Gli album del mese: Paramore, Pierce the Veil, Marrano & more

Paramore This Is Why copertina

Paramore – This Is Why

(Atlantic Records, 10 febbraio 2023)

Dopo una carriera fatta tutta in ordine ascendente, almeno a livello di qualità degli album, con ogni disco sempre migliore del precedente, era forse inevitabile che si arrivasse al punto in cui mantenere il trend sarebbe diventato impossibile. È -in parte- quanto successo ai Paramore con il loro nuovo album This Is Why, il primo dopo cinque anni e mezzo di silenzio dal precedente After Laughter, con una pausa della band in mezzo e il disco solista di Hayley Williams. Chiariamolo subito però: This Is Why è innanzitutto un bell’album in sé, e poi è un disco sul quale i Paramore hanno probabilmente voluto riversare le proprie sensazioni ed emozioni degli ultimi anni, senza ricercare ossessivamente le melodie ruffiane o la canzone commerciale da classifica (che poi è comunque arrivata con l’accattivante title track).

Ascoltandolo più e più volte, l’impressione che se ne ricava è che si tratti di un disco rilassante, positivo anche quando parla di cose che non vanno bene nel mondo; un disco della stabilità. È l’album in cui Hayley racconta di sentirsi finalmente a posto nella propria vita (vedi Crave), con l’amore di Taylor -da lui atteso per almeno sette anni- a cui è dedicata una ballad che scioglie il cuore (Liar); pure all’interno di un mondo in rovina, sull’orlo del collasso climatico e con una situazione internazionale di crescente tensione -che è l’altra “faccia della medaglia” del disco e delle tematiche affrontate. Non manca comunque qualche frecciatina liberatoria nei confronti del fedifrago ex marito Chad Gilbert: vedi, su tutte, la potente Big Man, Little Dignity. I brani che colpiscono di più, dopo ripetuti ascolti, sono alcuni pezzi più tranquilli come Liar e Crave, o la stessa Big Man, Little Dignity, mentre la prima parte più esuberante e danzereccia sembra via via più debole e poco consistente. Alla fine però quello che ci rimane è un grande amore per questa band che ci ha tenuto costante compagnia negli ultimi quindici anni della nostra vita.

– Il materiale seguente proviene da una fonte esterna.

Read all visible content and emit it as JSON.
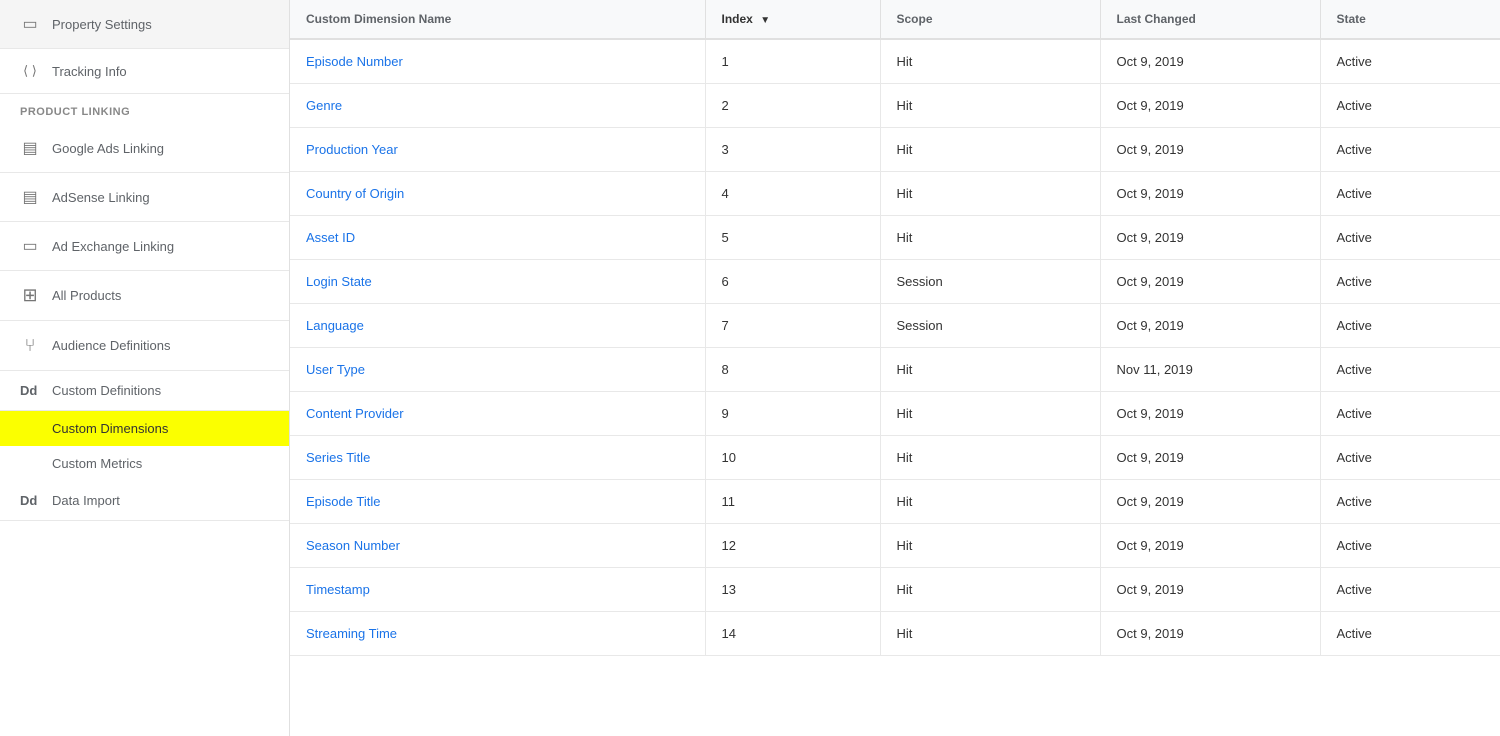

Pierce the Veil – The Jaws of Life

(Fearless Records, 10 febbraio 2023)

I Pierce the Veil nell’ultimo decennio ci hanno sempre messo tantissimo tempo a scrivere nuovi dischi, ma poi ascoltandoli non c’è mai stato un vero e proprio riscontro in termini di qualità. Misadventures uscì nel 2016, a quattro anni di distanza da Collide with the Sky, e già allora il lasso di tempo intercorso fra i due album sembrava notevole; quel disco, che aveva parecchie aspettative, si era rivelato nel complesso un flop, con poche canzoni di ottima caratura e la sensazione che la band avesse provato a fare le cose troppo in grande per le proprie capacità. Questa volta tra Misadventures e il nuovo disco The Jaws of Life sono passati addirittura sette anni, che di questi tempi sembrano un intero periodo geologico. Eppure, anche in questo caso ci ritroviamo a chiederci se questo disco sia veramente il frutto di sette anni di lavoro, perché anche dopo svariati ascolti fatichiamo a trovare qualcosa che sia davvero degno di nota in tutta la tracklist. Certo, ci sono un paio di singoli carini come Pass the Nirvana (il brano forse più heavy del disco, e anche quello con le maggiori influenze -guarda un po’- grunge) e soprattutto Emergency Contact che ha un bel ritornello, ma buona parte dei brani sembrano scivolare via senza lasciare impressione alcuna. Bello il featuring con la brava Chloe Moriondo sull’ultima traccia 12 Fractures (che è però in sé un brano poco memorabile), e per il resto molti brani che rasentano a malapena la sufficienza. Per un disco che arriva dopo sette anni di attesa, ci aspettavamo sinceramente qualcosina in più.


Marrano – Carne ossa

(Lostdog Records, 17 febbraio 2023)

Noi che abbiamo avuto l’opportunità di ascoltarlo in anteprima l’abbiamo chiamata già a gennaio: Carne ossa dei Marrano rischia serissimamente di essere il disco italiano dell’anno, e mancano ancora dieci mesi alla fine del 2023. Se ti piacciono il rock, le chitarre, le canzoni coi testi magari un po’ presi male ma col sound bello carico e pestato, la band riminese ha fatto il disco perfetto per voi. Davvero, più di così non si può chiedere. I Marrano hanno lavorato con Divi, voce dei Ministri, per la produzione di questo disco, e la sua mano si sente nelle sonorità e negli arrangiamenti arricchiti e non sempre convenzionali, ma senza perdere di vista un’urgenza e un’essenzialità sonora che contraddistinguono Carne ossa. Si tratta, di base, di un disco rock suonato con le chitarre, il basso e la batteria, che arriva diretto in faccia e che parte davvero a mille nella prima metà per rallentare un pochino i ritmi solo verso il finale -ma unicamente a livello di sonorità, non certo di qualità, dato che nella seconda metà del disco troviamo pezzoni assoluti come Poveri diavoli e All’inferno c’è il sole.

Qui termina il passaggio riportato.